Sin embargo, faltaba algo importante: ¿dónde estaba Ulf?

Matilda B. señaló el río, donde se distinguía una gorra marrón entre los juncos, debajo de un aliso.

– Está pescando truchas para la cena, Gyltha no debe preocuparse, le tenemos bien vigilado. Le ordenamos que no se moviera de ese lugar, ni por jujubes ni por ninguna otra cosa.

– Os ha echado de menos -señaló Matilda W.

– Y yo a él.

Era verdad, aun en medio de la lucha feroz para salvar a Rowley Picot había lamentado la ausencia del chico y le había mandado mensajes con Gyltha. El ramo de prímulas atadas con un lazo que Ulf le había enviado con su abuela «para deciros que lamenta la pérdida que habéis sufrido» estuvo a punto de hacerla llorar. Ese nuevo amor que sentía irradiaba su luz hacia los demás. Con la muerte de Simón su brillo se proyectaba en aquellos que, ahora comprendía, se habían convertido en seres necesarios para su bienestar. Ulf no era sólo el chico sentado en un cubo, con el ceño fruncido, entre los juncos del Cam, con una caña casera en sus manos mugrientas.
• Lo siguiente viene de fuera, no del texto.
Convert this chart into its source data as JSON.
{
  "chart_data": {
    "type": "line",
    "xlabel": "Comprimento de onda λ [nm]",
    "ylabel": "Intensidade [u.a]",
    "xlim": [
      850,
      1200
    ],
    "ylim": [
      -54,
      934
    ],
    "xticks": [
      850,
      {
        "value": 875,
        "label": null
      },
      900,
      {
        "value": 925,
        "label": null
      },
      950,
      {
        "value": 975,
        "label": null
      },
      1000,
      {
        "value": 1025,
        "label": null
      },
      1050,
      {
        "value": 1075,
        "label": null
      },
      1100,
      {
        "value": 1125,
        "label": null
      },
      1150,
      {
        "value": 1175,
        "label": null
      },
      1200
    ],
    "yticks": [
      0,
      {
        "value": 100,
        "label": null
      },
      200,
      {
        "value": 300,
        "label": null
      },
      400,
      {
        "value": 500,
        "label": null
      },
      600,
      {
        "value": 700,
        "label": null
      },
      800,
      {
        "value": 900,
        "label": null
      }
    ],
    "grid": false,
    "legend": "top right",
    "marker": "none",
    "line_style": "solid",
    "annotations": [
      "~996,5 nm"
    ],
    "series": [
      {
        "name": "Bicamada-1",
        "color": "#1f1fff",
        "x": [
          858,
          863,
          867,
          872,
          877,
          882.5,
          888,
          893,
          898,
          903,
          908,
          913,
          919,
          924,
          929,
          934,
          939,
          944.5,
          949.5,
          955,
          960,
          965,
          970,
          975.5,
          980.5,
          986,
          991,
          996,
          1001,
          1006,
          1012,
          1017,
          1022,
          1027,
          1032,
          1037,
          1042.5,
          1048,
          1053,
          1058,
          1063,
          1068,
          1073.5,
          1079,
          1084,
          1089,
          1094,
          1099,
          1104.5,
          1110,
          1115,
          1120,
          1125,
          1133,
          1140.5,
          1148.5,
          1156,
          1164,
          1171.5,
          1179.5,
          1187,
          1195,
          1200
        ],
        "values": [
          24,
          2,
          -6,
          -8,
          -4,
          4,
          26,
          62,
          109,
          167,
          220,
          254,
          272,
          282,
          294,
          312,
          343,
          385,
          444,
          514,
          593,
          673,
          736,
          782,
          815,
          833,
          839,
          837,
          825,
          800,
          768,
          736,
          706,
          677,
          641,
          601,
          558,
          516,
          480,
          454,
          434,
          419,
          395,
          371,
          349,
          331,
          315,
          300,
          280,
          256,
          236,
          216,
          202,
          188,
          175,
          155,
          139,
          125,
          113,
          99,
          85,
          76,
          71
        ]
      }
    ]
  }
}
– Hacedme un hueco -le dijo Adelia-. Dejad que esta dama se siente.

El chico se movió a regañadientes y ella ocupó su sitio. A juzgar por la cantidad de truchas que se retorcían en la cesta, Ulf había acertado con el lugar. Era un arroyo que brotaba entre los juncos y se abría paso a través del limo, formando un canal de tamaño respetable antes de llegar al Cam.

Si se comparaba con la zanja que estaba al otro lado de la ciudad -el King's Ditch, un dique pestilente y estancado que alguna vez había servido para repeler a los invasores daneses-, el Cam era limpio; pero Adelia temía que el pescado, que forzosamente comían los viernes, no podía estar en buen estado si provenía de un río al que se vertían excrementos y ganado de todo el condado.